Masanori Tomita, Norio Suzuki, Yoshihisa Matsumoto, Atsushi Enomoto, Hong Lan Yin, Yoshio Hosoi, Kazuya Hirano, Kazuo Sakai
Radiation Research 160 (4), 467-477, (1 October 2003) https://doi.org/10.1667/RR3055
Tomita, M., Suzuki, N., Matsumoto, Y., Enomoto, A., Yin, H. L., Hosoi, Y., Hirano, K. and Sakai, K. Wortmannin-Enhanced X-Ray-Induced Apoptosis of Human T-Cell Leukemia MOLT-4 Cells Possibly through the JNK/SAPK Pathway. Radiat. Res. 160, 467–477 (2003).

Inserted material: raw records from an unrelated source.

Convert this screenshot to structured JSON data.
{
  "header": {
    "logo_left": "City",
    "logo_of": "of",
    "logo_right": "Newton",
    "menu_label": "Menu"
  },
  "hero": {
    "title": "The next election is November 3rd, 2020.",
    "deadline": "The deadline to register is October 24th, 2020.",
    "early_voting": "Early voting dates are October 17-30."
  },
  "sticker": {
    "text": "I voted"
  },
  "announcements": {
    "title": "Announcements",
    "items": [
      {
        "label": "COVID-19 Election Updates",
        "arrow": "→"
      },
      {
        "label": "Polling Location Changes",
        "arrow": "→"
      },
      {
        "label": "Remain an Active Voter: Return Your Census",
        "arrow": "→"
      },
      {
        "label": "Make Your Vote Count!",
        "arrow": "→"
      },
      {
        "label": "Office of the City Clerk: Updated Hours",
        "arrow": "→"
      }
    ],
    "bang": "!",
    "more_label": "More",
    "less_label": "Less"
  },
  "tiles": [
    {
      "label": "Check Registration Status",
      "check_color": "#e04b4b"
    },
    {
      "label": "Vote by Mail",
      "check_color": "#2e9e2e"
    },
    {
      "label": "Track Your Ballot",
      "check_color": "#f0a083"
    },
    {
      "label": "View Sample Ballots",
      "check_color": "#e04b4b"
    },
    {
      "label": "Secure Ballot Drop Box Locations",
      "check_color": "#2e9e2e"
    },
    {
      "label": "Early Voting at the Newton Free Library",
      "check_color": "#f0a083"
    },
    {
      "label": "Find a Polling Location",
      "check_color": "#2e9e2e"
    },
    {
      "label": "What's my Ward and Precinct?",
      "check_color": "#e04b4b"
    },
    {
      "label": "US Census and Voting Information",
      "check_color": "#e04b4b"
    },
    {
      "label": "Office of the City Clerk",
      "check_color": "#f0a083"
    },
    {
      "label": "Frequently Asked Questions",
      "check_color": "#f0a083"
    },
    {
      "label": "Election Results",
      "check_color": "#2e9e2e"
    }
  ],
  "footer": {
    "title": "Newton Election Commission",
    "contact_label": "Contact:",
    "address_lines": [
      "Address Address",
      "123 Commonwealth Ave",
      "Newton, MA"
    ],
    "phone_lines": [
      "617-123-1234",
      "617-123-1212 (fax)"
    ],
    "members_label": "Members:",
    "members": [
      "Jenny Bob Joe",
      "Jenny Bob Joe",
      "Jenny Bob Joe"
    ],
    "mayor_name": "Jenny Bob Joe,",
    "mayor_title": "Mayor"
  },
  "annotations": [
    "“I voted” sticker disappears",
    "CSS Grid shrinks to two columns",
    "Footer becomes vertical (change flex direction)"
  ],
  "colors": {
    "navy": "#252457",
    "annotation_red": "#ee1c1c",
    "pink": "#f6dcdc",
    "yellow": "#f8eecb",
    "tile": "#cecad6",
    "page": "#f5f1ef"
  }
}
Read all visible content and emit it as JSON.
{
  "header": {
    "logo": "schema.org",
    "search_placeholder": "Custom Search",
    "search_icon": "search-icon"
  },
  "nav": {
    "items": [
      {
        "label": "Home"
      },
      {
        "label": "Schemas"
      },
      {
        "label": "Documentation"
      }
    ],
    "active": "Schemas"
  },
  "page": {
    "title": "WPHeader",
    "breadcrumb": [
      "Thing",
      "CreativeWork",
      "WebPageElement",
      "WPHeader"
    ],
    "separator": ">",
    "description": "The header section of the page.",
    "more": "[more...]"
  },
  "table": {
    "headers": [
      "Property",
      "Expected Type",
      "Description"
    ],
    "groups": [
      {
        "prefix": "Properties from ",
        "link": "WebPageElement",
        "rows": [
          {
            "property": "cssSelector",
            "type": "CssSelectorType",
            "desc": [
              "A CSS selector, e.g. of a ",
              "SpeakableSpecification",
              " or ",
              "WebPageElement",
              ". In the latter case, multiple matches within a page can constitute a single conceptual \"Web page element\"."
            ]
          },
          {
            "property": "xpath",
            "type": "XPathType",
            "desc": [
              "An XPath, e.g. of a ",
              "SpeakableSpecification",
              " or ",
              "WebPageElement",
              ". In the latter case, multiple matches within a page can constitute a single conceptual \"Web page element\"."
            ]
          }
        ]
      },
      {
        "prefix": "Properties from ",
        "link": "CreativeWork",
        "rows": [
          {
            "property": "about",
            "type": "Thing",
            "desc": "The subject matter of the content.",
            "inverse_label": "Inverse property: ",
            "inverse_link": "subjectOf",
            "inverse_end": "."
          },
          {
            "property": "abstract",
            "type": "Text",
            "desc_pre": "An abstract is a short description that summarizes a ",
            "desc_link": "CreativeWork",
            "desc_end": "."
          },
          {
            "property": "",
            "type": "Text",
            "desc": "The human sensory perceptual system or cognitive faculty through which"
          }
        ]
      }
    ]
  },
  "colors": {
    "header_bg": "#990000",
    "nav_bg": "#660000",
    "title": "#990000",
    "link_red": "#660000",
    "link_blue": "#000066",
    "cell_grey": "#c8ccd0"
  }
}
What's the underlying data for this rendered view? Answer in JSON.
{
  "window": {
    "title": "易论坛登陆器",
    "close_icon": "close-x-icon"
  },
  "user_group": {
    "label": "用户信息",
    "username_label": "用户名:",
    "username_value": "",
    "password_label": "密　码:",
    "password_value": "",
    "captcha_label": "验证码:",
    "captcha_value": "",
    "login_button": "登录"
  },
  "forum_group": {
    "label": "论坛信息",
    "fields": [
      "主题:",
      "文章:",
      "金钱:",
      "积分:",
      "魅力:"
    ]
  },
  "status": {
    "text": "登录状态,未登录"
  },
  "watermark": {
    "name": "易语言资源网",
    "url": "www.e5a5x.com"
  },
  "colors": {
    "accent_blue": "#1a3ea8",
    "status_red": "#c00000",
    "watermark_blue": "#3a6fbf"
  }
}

We demonstrated that enhancement of X-ray-induced apoptosis/rapid cell death by wortmannin accompanied by increased activation of JNK/SAPK in human leukemia MOLT-4 cells. Rapid cell death/apoptosis was determined either by the dye exclusion test or by the appearance of Annexin V-positive cells and cleaved PARP fragments. Enhancement was observed only at higher concentrations of wortmannin, i.e. 1 μM or more. At these high concentrations, both DNA-PK and ATM were inhibited. X-ray-induced phosphorylation of Ser 15 of p53/TP53, accumulation of both p53/TP53 and p21/WAF1/CDKN1A, and phosphorylation of XRCC4 were all suppressed. The enhancement of apoptosis/rapid cell death by wortmannin was prevented by addition of caspase inhibitors, Z-VAD-FMK or Ac-DEVD-CHO, or by transfection and overexpression of mouse Bcl2, which is known as an anti-apoptosis protein. The requirement for a high concentration of wortmannin, i.e. 1 μM or more, indicates that inhibition of both DNA-PK and ATM was necessary for the enhanced apoptosis/rapid cell death. Phosphorylation of AKT/PKB was completely suppressed at a much lower concentration, i.e. 0.1 μM wortmannin, where no enhancement of X-ray-induced apoptosis/rapid cell death was observed. On the other hand, X-ray-induced phosphorylation of JNK and its kinase activity as well as apoptosis/rapid cell death were all significantly enhanced only at high concentrations of wortmannin, i.e. 1 μM or more. Furthermore, the extent of enhancement of both JNK phosphorylation and of apoptosis/rapid cell death by wortmannin was less in Rh1a cells, which are ceramide- and radiation-resistant variant cells compared to the parental MOLT-4 cells. Therefore, activation of the JNK pathway was considered important for the enhancement of X-ray-induced apoptosis/rapid cell death of MOLT-4 cells by wortmannin, because of the requirement for a higher concentration of wortmannin than that required for inhibition of AKT phosphorylation. The suppression of the AKT-dependent pathway by wortmannin may have some underlying role in activating the JNK pathway toward the enhancement of cell death in the current system.